LXD is configured with lxdbr0 for networking. Juju is bootstrapped to localhost, and charms today are deployed to containers.

We now need to provision machines for Juju that are created elsewhere on the network, using juju add-machine ssh:user@host.

The problem, during that process, is that the provisioning script attempts to download the juju agent to the target machine (VM) from the Juju controller, which is on the private 10.x.x.x subnet used by lxdbr0. The VM has no route to the 10.x.x.x network managed by lxd, and times out attempting to reach it.

I can think of a couple solutions, each with drawbacks, so I’m looking for more suggestions.

Potential solutions

Configure lxd to use a bridge

Configure the host networking to use a bridge, and allow each container to get its IP address via dhcp, using the host’s network.

The downside to this is that it requires the host is using dhcp, and that every container will then get a routable IP on the network.

Static routing

A static route would be added to the network router, making it aware of which host should receive traffic for the 10.x.x.x network used by lxdbr0. Additionally, an iptable PREROUTING rule to direct incoming traffic

macvlan

Easier than using a bridge, since it doesn’t require changes to the host, but is unsuitable for use with juju because it cannot do “hair-pinning”.

Other suggestions

There’ve been a few other suggestions so far, but need more input/research.

  • ovs bridging
  • Enabling FAN

Fundamentally, all agents need to be able to talk to the controller. So if you are hosting a controller in an LXD container and want to control machines outside of that machine, then you need a route back to the controller. Not just for provisioning, but all the time as it is how workloads are managed.

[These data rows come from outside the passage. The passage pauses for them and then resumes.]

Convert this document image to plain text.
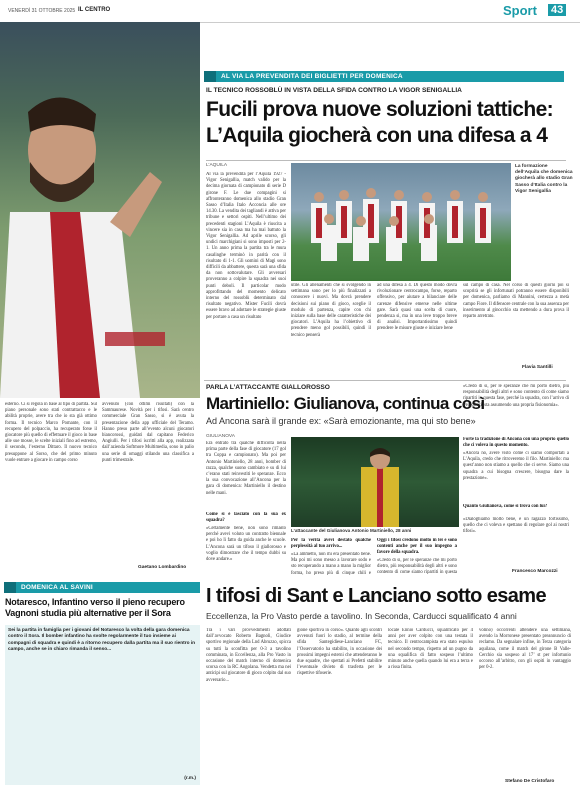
VENERDÌ 31 OTTOBRE 2025 IL CENTRO	Sport 43
AL VIA LA PREVENDITA DEI BIGLIETTI PER DOMENICA
IL TECNICO ROSSOBLÙ IN VISTA DELLA SFIDA CONTRO LA VIGOR SENIGALLIA
Fucili prova nuove soluzioni tattiche:
L’Aquila giocherà con una difesa a 4
L’AQUILA	La formazione dell’Aquila che domenica giocherà allo stadio Gran Sasso d’Italia contro la Vigor Senigallia
Al via la prevendita per l’Aquila 1927 - Vigor Senigallia, match valido per la decima giornata di campionato di serie D girone F. Le due compagini si affronteranno domenica allo stadio Gran Sasso d’Italia Italo Acconcia alle ore 14.30. La vendita dei tagliandi è attiva per tribune e settori ospiti. Nell’ultimo dei precedenti stagioni L’Aquila è riuscita a vincere sia in casa ma ha mai battuto la Vigor Senigallia. Ad aprile scorso, gli undici marchigiani si sono imposti per 2-1. Un anno prima la partita tra le mura casalinghe terminò in parità con il risultato di 1-1. Gli uomini di Magi sono difficili da abbattere, questa sarà una sfida da non sottovalutare. Gli avversari proveranno a colpire la squadra nei suoi punti deboli. Il particolar modo approfittando del momento delicato interno del rossoblù determinato dal risultato negativo. Mister Fucili dovrà essere bravo ad adottare le strategie giuste per portare a casa un risultato
utile. Gli allenamenti che si svolgendo in settimana sono per lo più finalizzati a conoscere i nuovi. Ma dovrà prendere decisioni sui piano di gioco, sceglie il modulo di partenza, capire con chi iniziare sulla base delle caratteristiche dei giocatori. L’Aquila ha l’obiettivo di prendere meno gol possibili, quindi il tecnico penserà
ad una difesa a 4. Di questo modo dovrà rivoluzionare centrocampo, forse, reparto offensivo, per aiutare a bilanciare delle carenze difensive emerse nelle ultime gare. Sarà quasi una scelta di cuore, pendenza si, ma in una leve troppo breve di analisi. Importantissimo quindi prendere le misure giuste e iniziare bene
sul campo di casa. Nel corso di questi giorni poi si scoprirà se gli infortunati potranno essere disponibili per domenica, parliamo di Mannini, certezza a metà campo Fiore. Il difensore centrale con la sua assenza per inserimento al ginocchio sta mettendo a dura prova il reparto arretrato.
Flavia Santilli
PARLA L’ATTACCANTE GIALLOROSSO
Martiniello: Giulianova, continua così
Ad Ancona sarà il grande ex: «Sarà emozionante, ma qui sto bene»
GIULIANOVA
Era entrato tra qualche difficoltà nella prima parte della fase di giocatore (17 gol tra Coppa e campionato). Ma poi per Antonio Martiniello, 28 anni, bomber di razza, qualche suono cambiato e su di lui c’erano stati reinvestiti le speranze. Ecco la sua convocazione all’Ancona per la gara di domenica: Martiniello il destino nelle mani.
Come si è lasciato con la sua ex squadra?
«Certamente bene, non sono rimasto perché avevi voluto un contratto biennale e poi ho lì fatto da guida anche le scuole. L’Ancona sarà un tifoso il giallorosso e voglio dimostrare che il tempo dubbi su dove andare.»
L’attaccante del Giulianova Antonio Martiniello, 28 anni
Per la verità avevi destato qualche perplessità al tuo arrivo...
«La ammetto, non mi era presentato bene. Ma poi mi sono messo a lavorare sodo e sto recuperando a mano a mano la miglior forma, ho preso più di cinque chili e
Oggi i tifosi credono molto in lei e sono contenti anche per il suo impegno a favore della squadra.
«Credo di sì, per le speranze che mi porto dietro, più responsabilità degli altri e sono contento di come siamo ripartiti in questa
«Credo di sì, per le speranze che mi porto dietro, più responsabilità degli altri e sono contento di come siamo ripartiti in questa fase, perché la squadra, con l’arrivo di Pergolizzi, sta assumendo una propria fisionomia».
Forte la tradizione di Ancona con una proprio quello che ci voleva in questo momento.
«Ancora no, avere visto come ci siamo comportati a L’Aquila, credo che ritroveremo il filo. Martiniello: ma quest’anno non stiamo a quello che ci serve. Siamo una squadra a cui bisogna crescere, bisogna dare la prestazione».
Quanto Giulianova, come si trova con lui?
«Dialoghiamo molto bene, è un ragazzo fortissimo, quello che ci voleva e spettano di regolare gol ai nostri tifosi».
Francesco Marcozzi
esterno. Ci si regola in base al tipo di partita. Sul piano personale sono stati contrattacco e le abilità proprie, avere tra che io sta già ottimo forma. Il tecnico Marco Pomante, con il recupero del polpaccio, ha recuperato forse il giocatore più quello di effettuare il gioco in base alle sue mosse, le scelte iniziali fino ad estremo, il secondo, l’esterno Dittaro. Il nuovo tecnico presuppone al Sorso, che del primo minuto vuole entrare a giocare in campo corso
avvenuto (con ottimi risultati) con la Sammaurese. Novità per i tifosi. Sarà centro commerciale Gran Sasso, si è avuta la presentazione della app ufficiale del Teramo. Hanno preso parte all’evento alcuni giocatori biancorossi, guidati dal capitano Federico Angiulli. Per i tifosi iscritti alla app, realizzata dall’azienda Softmore Multimedia, sono in palio una serie di omaggi stilando una classifica a punti trimestrale.
Gaetano Lombardino
DOMENICA AL SAVINI
Notaresco, Infantino verso il pieno recupero Vagnoni studia più alternative per il Sora
Sei la partita in famiglia per i giovani del Notaresco la volta della gara domenica contro il Sora. Il bomber infantino ha svolte regolarmente il tuo insieme ai compagni di squadra e quindi è a ritorno recupero dalla partita ma il suo rientro in campo, anche se in chiaro rimanda il senso...
(r.m.)
I tifosi di Sant e Lanciano sotto esame
Eccellenza, la Pro Vasto perde a tavolino. In Seconda, Carducci squalificato 4 anni
Tra i vari provvedimenti adottati dall’avvocato Roberto Bagnoli, Giudice sportivo regionale della Lnd Abruzzo, spicca su tutti la sconfitta per 0-3 a tavolino comminata, in Eccellenza, alla Pro Vasto in occasione del match interno di domenica scorsa con la RC Angolana. Vendetta ma nei anticipi sul giocatore di gioco colpito dal suo avversario...
gione sportiva in corso». Quanto agli scontri avvenuti fuori lo stadio, al termine della sfida Santegidiese-Lanciano FC, l’Osservatorio ha stabilito, in occasione dei prossimi impegni esterni che attenderanno le due squadre, che spettati ai Prefetti stabilire l’eventuale divieto di trasferta per le rispettive tifoserie.
locale Ennio Carducci, squalificato per 4 anni per aver colpito con una testata il tecnico. Il centrocampista era stato espulso nel secondo tempo, rispetto ad un pugno da una squalifica di fatto sospeso l’ultimo minuto anche quella quando lui era a terra e a rissa finita.
volino) occorrenti attendere una settimana, avendo la Morronese presentato preannuncio di reclamo. Da segnalare infine, in Terza categoria aquilana, come il match del girone B Valle-Cerchio sia sospeso al 17’ st per infortunio occorso all’arbitro, con gli ospiti in vantaggio per 0-2.
Stefano De Cristofaro
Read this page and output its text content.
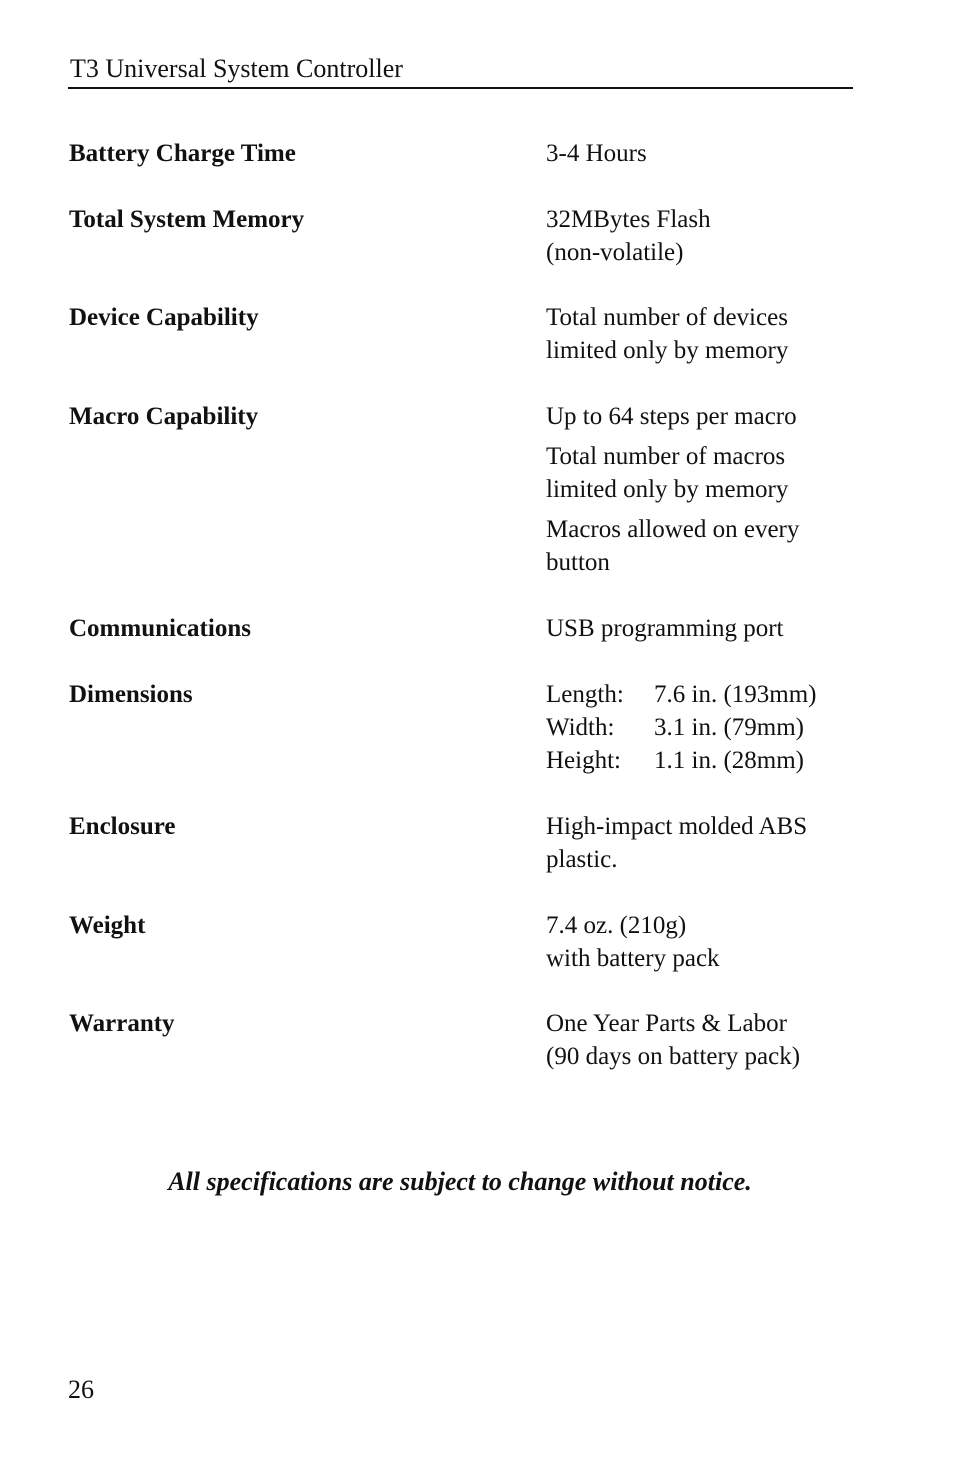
T3 Universal System Controller
Battery Charge Time	3-4 Hours
Total System Memory	32MBytes Flash
(non-volatile)
Device Capability	Total number of devices
limited only by memory
Macro Capability	Up to 64 steps per macro
Total number of macros
limited only by memory
Macros allowed on every
button
Communications	USB programming port
Dimensions	Length: 7.6 in. (193mm)
Width: 3.1 in. (79mm)
Height: 1.1 in. (28mm)
Enclosure	High-impact molded ABS
plastic.
Weight	7.4 oz. (210g)
with battery pack
Warranty	One Year Parts & Labor
(90 days on battery pack)
All specifications are subject to change without notice.
26
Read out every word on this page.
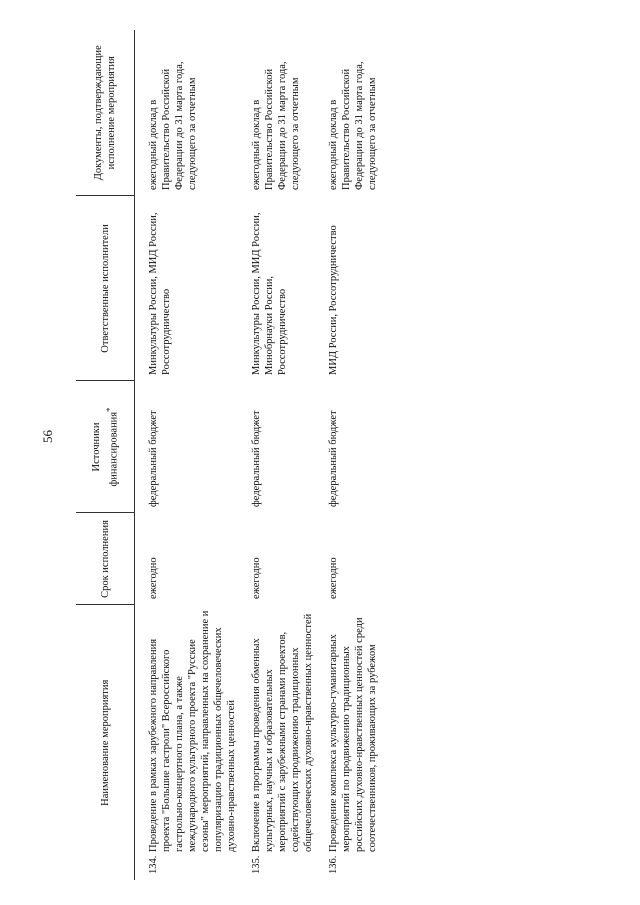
56
Наименование мероприятия	Срок исполнения	Источники финансирования*	Ответственные исполнители	Документы, подтверждающие исполнение мероприятия

134.
Проведение в рамках зарубежного направления проекта "Большие гастроли" Всероссийского гастрольно-концертного плана, а также международного культурного проекта "Русские сезоны" мероприятий, направленных на сохранение и популяризацию традиционных общечеловеческих духовно-нравственных ценностей	ежегодно	федеральный бюджет	Минкультуры России, МИД России, Россотрудничество	ежегодный доклад в Правительство Российской Федерации до 31 марта года, следующего за отчетным

135.
Включение в программы проведения обменных культурных, научных и образовательных мероприятий с зарубежными странами проектов, содействующих продвижению традиционных общечеловеческих духовно-нравственных ценностей	ежегодно	федеральный бюджет	Минкультуры России, МИД России, Минобрнауки России, Россотрудничество	ежегодный доклад в Правительство Российской Федерации до 31 марта года, следующего за отчетным

136.
Проведение комплекса культурно-гуманитарных мероприятий по продвижению традиционных российских духовно-нравственных ценностей среди соотечественников, проживающих за рубежом	ежегодно	федеральный бюджет	МИД России, Россотрудничество	ежегодный доклад в Правительство Российской Федерации до 31 марта года, следующего за отчетным
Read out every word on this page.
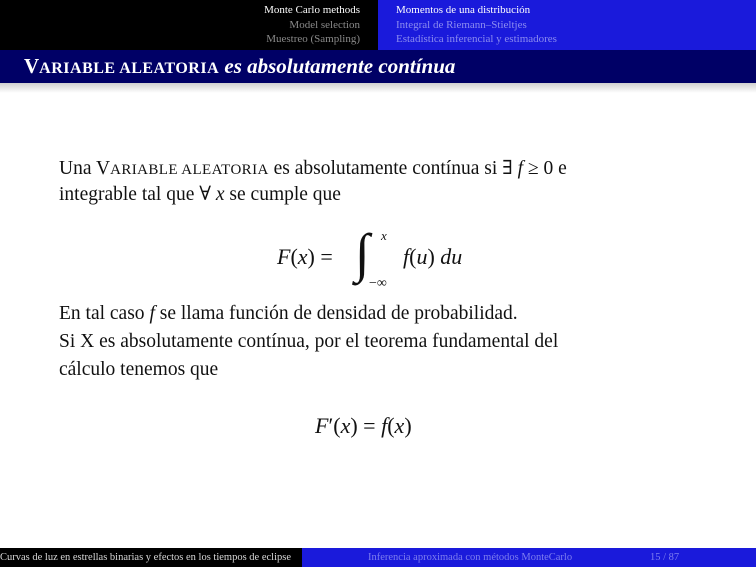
Monte Carlo methods
Model selection
Muestreo (Sampling)
Momentos de una distribución
Integral de Riemann–Stieltjes
Estadística inferencial y estimadores
VARIABLE ALEATORIA es absolutamente contínua
Una VARIABLE ALEATORIA es absolutamente contínua si ∃ f ≥ 0 e
integrable tal que ∀ x se cumple que
F(x) = ∫ x
−∞
f(u) du
En tal caso f se llama función de densidad de probabilidad.
Si X es absolutamente contínua, por el teorema fundamental del
cálculo tenemos que
F′(x) = f(x)
Curvas de luz en estrellas binarias y efectos en los tiempos de eclipse	Inferencia aproximada con métodos MonteCarlo	15 / 87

Also, if you are deploying some workloads in containers, and you want to also have those applications communicate with other applications, you’ll want to have those containers accessible to the other machines.

I would generally recommend bridging lxdbr0 onto the host network device and exposing your containers if you are going to mix local and remote machines. I will say that generally the LXD provider is not intended to host large, scalable workloads across many machines, and you’re running into the limitations there.

Another possibility with bionic + is to set up an LXD cluster, and then put everything into containers across the machines. However, you’ll still need some sort of answer to the routing issue.